Furloughing could save £50k per week

Furloughing could save £50k per week

20 May 2020

NEWRY, Mourne and Down Council is continuing to insist that it does not yet know how many staff it will place on the coronavirus job retention scheme.

The Recorder revealed last week that upwards of 200 staff could be furloughed as a result of the global pandemic, but the local authority says it does not yet know how employees will be affected.

It is believed that furloughing several hundred staff would save the organisation in the region of £200,000 a month, with suggestions that the organisation is currently experiencing monthly losses of up to four times this amount due to a significant loss in income.

While a number of local authorities have confirmed how many staff they have furloughed, Newry, Mourne and Down Council — the third largest in Northern Ireland — says it is not yet in a position to confirm how many of its employees will be placed on the jobs scheme which was last week extended until October.

It is understood that the local council plans to utilise the scheme with the majority of affected employees working in leisure centres, museums and arts, tourism and community facilities across the district.

All these facilities have been closed since mid March as a result of the lockdown.

The Recorder posed a series of questions to the council about the imminent furloughing of staff including asking what is the current position, has the number of staff to be furloughed been decided and have they been informed, when will the council be in a position to confirm numbers and have trade unions been consulted?

The Recorder also asked if the local authority would be topping up the wages of staff placed on furlough as they would only be paid 80% of their monthly pay.

In its response, the organisation would only confirm that it will make use of the job retention scheme but does not yet know how many employees will be affected.

Last week, Antrim and Newtownabbey Council agreed to furlough more than 300 of its 650-strong workforce, while last month, Antrim and Newtownabbey Council deferred a decision to cut jobs to help balance its budget. Mid Ulster Council has furloughed almost 40% of its staff.

The impact of coronavirus is impacting on the finances of all Northern Ireland’s 11 councils with suggestions that some may require direct support from central government to avoid becoming insolvent.

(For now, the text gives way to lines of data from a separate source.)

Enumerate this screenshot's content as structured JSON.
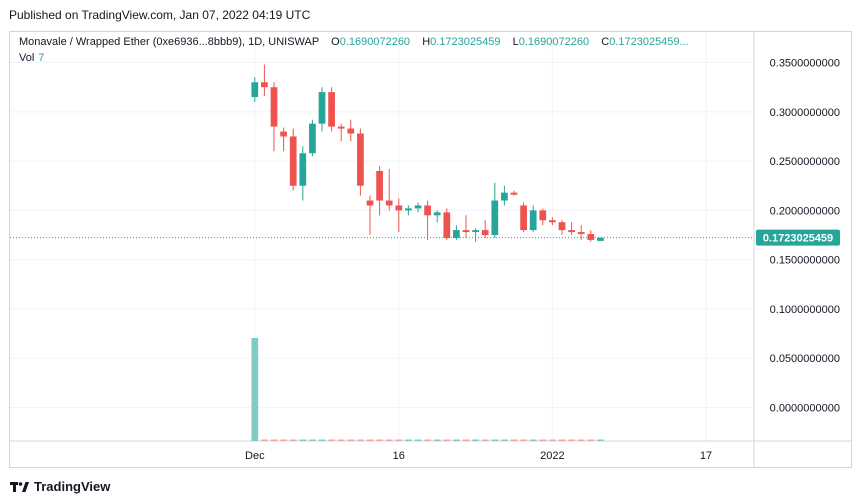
{
  "header": {
    "published": "Published on TradingView.com, Jan 07, 2022 04:19 UTC"
  },
  "legend": {
    "symbol": "Monavale / Wrapped Ether (0xe6936...8bbb9), 1D, UNISWAP",
    "o_label": "O",
    "o_value": "0.1690072260",
    "h_label": "H",
    "h_value": "0.1723025459",
    "l_label": "L",
    "l_value": "0.1690072260",
    "c_label": "C",
    "c_value": "0.1723025459...",
    "vol_label": "Vol",
    "vol_value": "7"
  },
  "footer": {
    "brand": "TradingView"
  },
  "colors": {
    "up": "#26a69a",
    "down": "#ef5350",
    "volume_up": "#80cbc4",
    "volume_down": "#f5a6a4",
    "grid": "#f0f3fa",
    "last_price": "#26a69a"
  },
  "chart_data": {
    "type": "candlestick",
    "y_axis_labels": [
      "0.3500000000",
      "0.3000000000",
      "0.2500000000",
      "0.2000000000",
      "0.1500000000",
      "0.1000000000",
      "0.0500000000",
      "0.0000000000"
    ],
    "y_ticks": [
      0.35,
      0.3,
      0.25,
      0.2,
      0.15,
      0.1,
      0.05,
      0.0
    ],
    "ylim": [
      -0.034,
      0.381
    ],
    "x_axis_labels": [
      {
        "label": "Dec",
        "x": 0
      },
      {
        "label": "16",
        "x": 15
      },
      {
        "label": "2022",
        "x": 31
      },
      {
        "label": "17",
        "x": 47
      }
    ],
    "xlim": [
      -25.5,
      52
    ],
    "last_price": 0.1723025459,
    "last_price_label": "0.1723025459",
    "candles": [
      {
        "x": 0,
        "o": 0.315,
        "h": 0.335,
        "l": 0.31,
        "c": 0.33
      },
      {
        "x": 1,
        "o": 0.33,
        "h": 0.348,
        "l": 0.316,
        "c": 0.325
      },
      {
        "x": 2,
        "o": 0.325,
        "h": 0.33,
        "l": 0.26,
        "c": 0.285
      },
      {
        "x": 3,
        "o": 0.28,
        "h": 0.284,
        "l": 0.26,
        "c": 0.275
      },
      {
        "x": 4,
        "o": 0.275,
        "h": 0.283,
        "l": 0.22,
        "c": 0.225
      },
      {
        "x": 5,
        "o": 0.225,
        "h": 0.265,
        "l": 0.21,
        "c": 0.258
      },
      {
        "x": 6,
        "o": 0.258,
        "h": 0.292,
        "l": 0.255,
        "c": 0.288
      },
      {
        "x": 7,
        "o": 0.288,
        "h": 0.325,
        "l": 0.28,
        "c": 0.32
      },
      {
        "x": 8,
        "o": 0.32,
        "h": 0.325,
        "l": 0.28,
        "c": 0.285
      },
      {
        "x": 9,
        "o": 0.285,
        "h": 0.288,
        "l": 0.27,
        "c": 0.283
      },
      {
        "x": 10,
        "o": 0.283,
        "h": 0.292,
        "l": 0.27,
        "c": 0.278
      },
      {
        "x": 11,
        "o": 0.278,
        "h": 0.283,
        "l": 0.215,
        "c": 0.225
      },
      {
        "x": 12,
        "o": 0.21,
        "h": 0.215,
        "l": 0.175,
        "c": 0.205
      },
      {
        "x": 13,
        "o": 0.24,
        "h": 0.245,
        "l": 0.195,
        "c": 0.21
      },
      {
        "x": 14,
        "o": 0.21,
        "h": 0.242,
        "l": 0.2,
        "c": 0.205
      },
      {
        "x": 15,
        "o": 0.205,
        "h": 0.212,
        "l": 0.178,
        "c": 0.2
      },
      {
        "x": 16,
        "o": 0.2,
        "h": 0.205,
        "l": 0.195,
        "c": 0.202
      },
      {
        "x": 17,
        "o": 0.202,
        "h": 0.208,
        "l": 0.198,
        "c": 0.205
      },
      {
        "x": 18,
        "o": 0.205,
        "h": 0.21,
        "l": 0.17,
        "c": 0.195
      },
      {
        "x": 19,
        "o": 0.195,
        "h": 0.2,
        "l": 0.188,
        "c": 0.198
      },
      {
        "x": 20,
        "o": 0.198,
        "h": 0.202,
        "l": 0.17,
        "c": 0.172
      },
      {
        "x": 21,
        "o": 0.172,
        "h": 0.185,
        "l": 0.17,
        "c": 0.18
      },
      {
        "x": 22,
        "o": 0.18,
        "h": 0.195,
        "l": 0.172,
        "c": 0.178
      },
      {
        "x": 23,
        "o": 0.178,
        "h": 0.182,
        "l": 0.168,
        "c": 0.18
      },
      {
        "x": 24,
        "o": 0.18,
        "h": 0.19,
        "l": 0.172,
        "c": 0.175
      },
      {
        "x": 25,
        "o": 0.175,
        "h": 0.228,
        "l": 0.172,
        "c": 0.21
      },
      {
        "x": 26,
        "o": 0.21,
        "h": 0.225,
        "l": 0.205,
        "c": 0.218
      },
      {
        "x": 27,
        "o": 0.218,
        "h": 0.22,
        "l": 0.215,
        "c": 0.216
      },
      {
        "x": 28,
        "o": 0.205,
        "h": 0.208,
        "l": 0.178,
        "c": 0.18
      },
      {
        "x": 29,
        "o": 0.18,
        "h": 0.205,
        "l": 0.178,
        "c": 0.2
      },
      {
        "x": 30,
        "o": 0.2,
        "h": 0.202,
        "l": 0.185,
        "c": 0.19
      },
      {
        "x": 31,
        "o": 0.19,
        "h": 0.193,
        "l": 0.185,
        "c": 0.188
      },
      {
        "x": 32,
        "o": 0.188,
        "h": 0.19,
        "l": 0.175,
        "c": 0.18
      },
      {
        "x": 33,
        "o": 0.18,
        "h": 0.188,
        "l": 0.175,
        "c": 0.178
      },
      {
        "x": 34,
        "o": 0.178,
        "h": 0.185,
        "l": 0.17,
        "c": 0.176
      },
      {
        "x": 35,
        "o": 0.176,
        "h": 0.18,
        "l": 0.168,
        "c": 0.17
      },
      {
        "x": 36,
        "o": 0.169,
        "h": 0.1723,
        "l": 0.169,
        "c": 0.1723
      }
    ],
    "volume": [
      {
        "x": 0,
        "v": 1.0,
        "up": true
      }
    ]
  }
}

While Newry, Mourne and Down Council is continuing to maintain essential frontline services, including refuse collection and street cleansing many, including leisure and community services, have been suspended as a result of the pandemic.

There are also fears that these particular services are unlikely to resume until after final stage of the Stormont Executive’s recovery plan is implemented, with the difficulty that there is no timeframe in place at this stage.

David Jackson, chair of Solace NI, the body of chief executives who oversee Northern Ireland’s councils, said there was a “tight timeframe” to get support to councils.

He said that in the near future, some councils will either move into technical insolvency or will have to take quite severe measures to maintain essential provision.

The Northern Ireland Local Government Association (NILGA) — the umbrella body for the Province’s 11 councils — last week warned of a “cash crisis” for local councils as a result of the pandemic.

A Newry, Mourne and Down Council spokesman would only confirm that the organisation will make use of the coronavirus job retention scheme for employees who work in services where there is loss of income due to the Covid-19 pandemic and who cannot be redeployed to do other work. 

“This falls in line with guidance from the Department for Communities,” the spokesman continued.

“At the moment, it is not yet known how many employees will be affected.”